Леди Кэтрин решила оставаться в гавортском пасторате до тех пор, пока не получит предупреждение свыше и не поймет, как ей следует поступить в дальнейшем. Она с большим трудом добилась соответствующего соизволения от нового хозяина — преподобного Артура Николлса. Этот строгий и в высшей степени принципиальный господин дал свое согласие на временное пребывание в его доме знатной гостьи скрепя сердце — лишь потому, что за нее ходатайствовала Марта, которая уже давно — благодаря своей горячей безропотной преданности своим прежним хозяевам — заслужила его доверие.

Миледи и ее дочь поселились в бывшей «Children’s study», я же по-прежнему оставалась в комнате достопочтенного Патрика Бронте, где я обосновалась год назад. Эта комната внушала мне особый благоговейный трепет — здесь оживали все самые светлые образы моего прошлого. Это место стало неотъемлемой частью моего нынешнего существования, священным храмом моих воспоминаний.

С тех пор, как мое физическое и духовное состояние пошли на поправку, я не могла уже позволить себе злоупотреблять милостивой добротой обитателей этого жилища и, прежде всего, его законного владельца. Поэтому все это время я жила тем, что преподавала английскую словесность детям из местных семейств среднего достатка. Я регулярно посещала частные дома, где исполняла эти нехитрые обязанности.

Почти все заработанные деньги я отдавала хозяину пастората без всякого принуждения — исключительно в качестве благодарности за любезно оказанное мне гостеприимство. Подобные действия могут быть расценены как нечто, вроде негласной арендной платы. Как бы то ни было, я полагаю, что это было справедливым и вполне отвечало законам гуманности и правилам приличия.

Что касается миледи, то у нее было довольно средств, чтобы одарить своего благодетеля по-королевски. Но неприязнь, возникшая между ними с первого же дня их знакомства (которое состоялось еще несколько лет назад), заставила его гордо отказаться от возможности принять ее щедроты.

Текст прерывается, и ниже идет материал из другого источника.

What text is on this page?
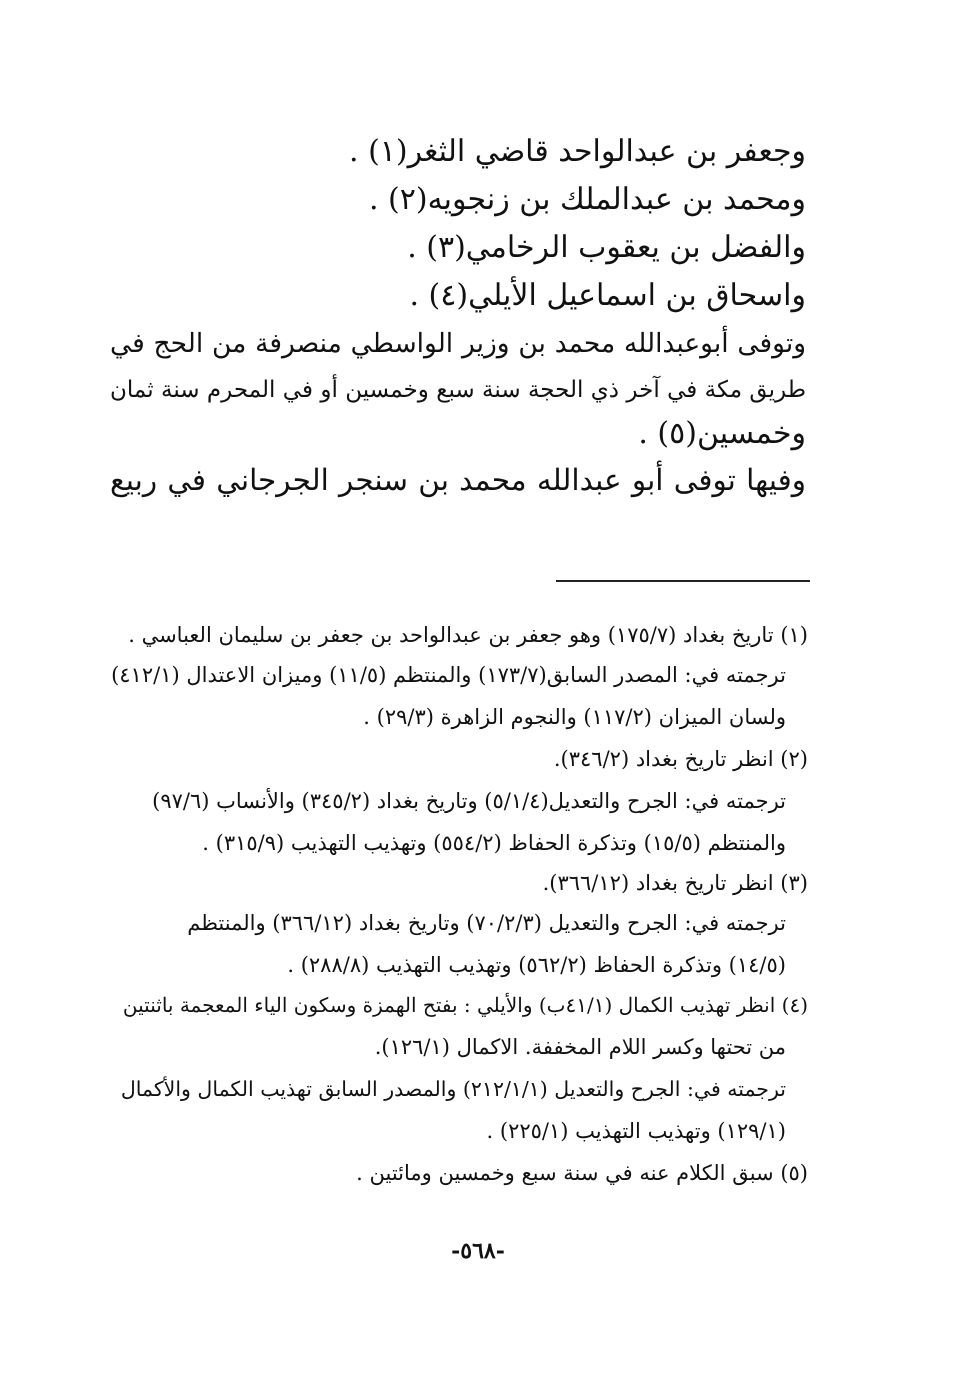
وجعفر بن عبدالواحد قاضي الثغر(١) .
ومحمد بن عبدالملك بن زنجويه(٢) .
والفضل بن يعقوب الرخامي(٣) .
واسحاق بن اسماعيل الأيلي(٤) .
وتوفى أبوعبدالله محمد بن وزير الواسطي منصرفة من الحج في
طريق مكة في آخر ذي الحجة سنة سبع وخمسين أو في المحرم سنة ثمان
وخمسين(٥) .
وفيها توفى أبو عبدالله محمد بن سنجر الجرجاني في ربيع
(١) تاريخ بغداد (١٧٥/٧) وهو جعفر بن عبدالواحد بن جعفر بن سليمان العباسي .
ترجمته في: المصدر السابق(١٧٣/٧) والمنتظم (١١/٥) وميزان الاعتدال (٤١٢/١)
ولسان الميزان (١١٧/٢) والنجوم الزاهرة (٢٩/٣) .
(٢) انظر تاريخ بغداد (٣٤٦/٢).
ترجمته في: الجرح والتعديل(٥/١/٤) وتاريخ بغداد (٣٤٥/٢) والأنساب (٩٧/٦)
والمنتظم (١٥/٥) وتذكرة الحفاظ (٥٥٤/٢) وتهذيب التهذيب (٣١٥/٩) .
(٣) انظر تاريخ بغداد (٣٦٦/١٢).
ترجمته في: الجرح والتعديل (٧٠/٢/٣) وتاريخ بغداد (٣٦٦/١٢) والمنتظم
(١٤/٥) وتذكرة الحفاظ (٥٦٢/٢) وتهذيب التهذيب (٢٨٨/٨) .
(٤) انظر تهذيب الكمال (٤١/١ب) والأيلي : بفتح الهمزة وسكون الياء المعجمة باثنتين
من تحتها وكسر اللام المخففة. الاكمال (١٢٦/١).
ترجمته في: الجرح والتعديل (٢١٢/١/١) والمصدر السابق تهذيب الكمال والأكمال
(١٢٩/١) وتهذيب التهذيب (٢٢٥/١) .
(٥) سبق الكلام عنه في سنة سبع وخمسين ومائتين .
-٥٦٨-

Наши отношения с леди Кэтрин складывались достаточно ровно. Моя изначальная симпатия к ней крепла день ото дня. Похоже, что и она постепенно прониклась ко мне теплыми дружескими чувствами. Лучшим свидетельством доверия ко мне со стороны миледи явился ее неожиданный рассказ о непостижимом вероломном коварстве, жертвой которого стала ее прелестная дочь.

Сама леди Кэтрин ежегодно на несколько месяцев уезжала в Ирландию, где гостила у своих знакомых — господ О’Келли, либо снимала жилье. Эти регулярные временные отлучки из Англии помогали ей отвлечься от гнетущих мыслей и набраться сил, чтобы продолжать жить дальше. Дочь свою миледи, не задумываясь, оставляла на попечение своего светлейшего супруга — отца юной Кэти. Леди Кэтрин нисколько не сомневалась в том, что герцог Хитернлин сумеет должным образом позаботиться о своем возлюбленном чаде.

Его светлость, при всей его природной здравой рассудительности и поистине самоотверженной, можно сказать патологической любви к жене и к дочери, полностью оправдывал оказываемое ему высокое доверие. Но однажды, во время очередной отлучки миледи, герцог Хитернлин тяжело заболел. Прослышав, что дни герцога сочтены, своевольный алчный брат леди Кэтрин задумал присвоить себе Хитернлин-Холл и другие фамильные владения своего знатного зятя, а также, по возможности, завладеть его несметными денежными капиталами.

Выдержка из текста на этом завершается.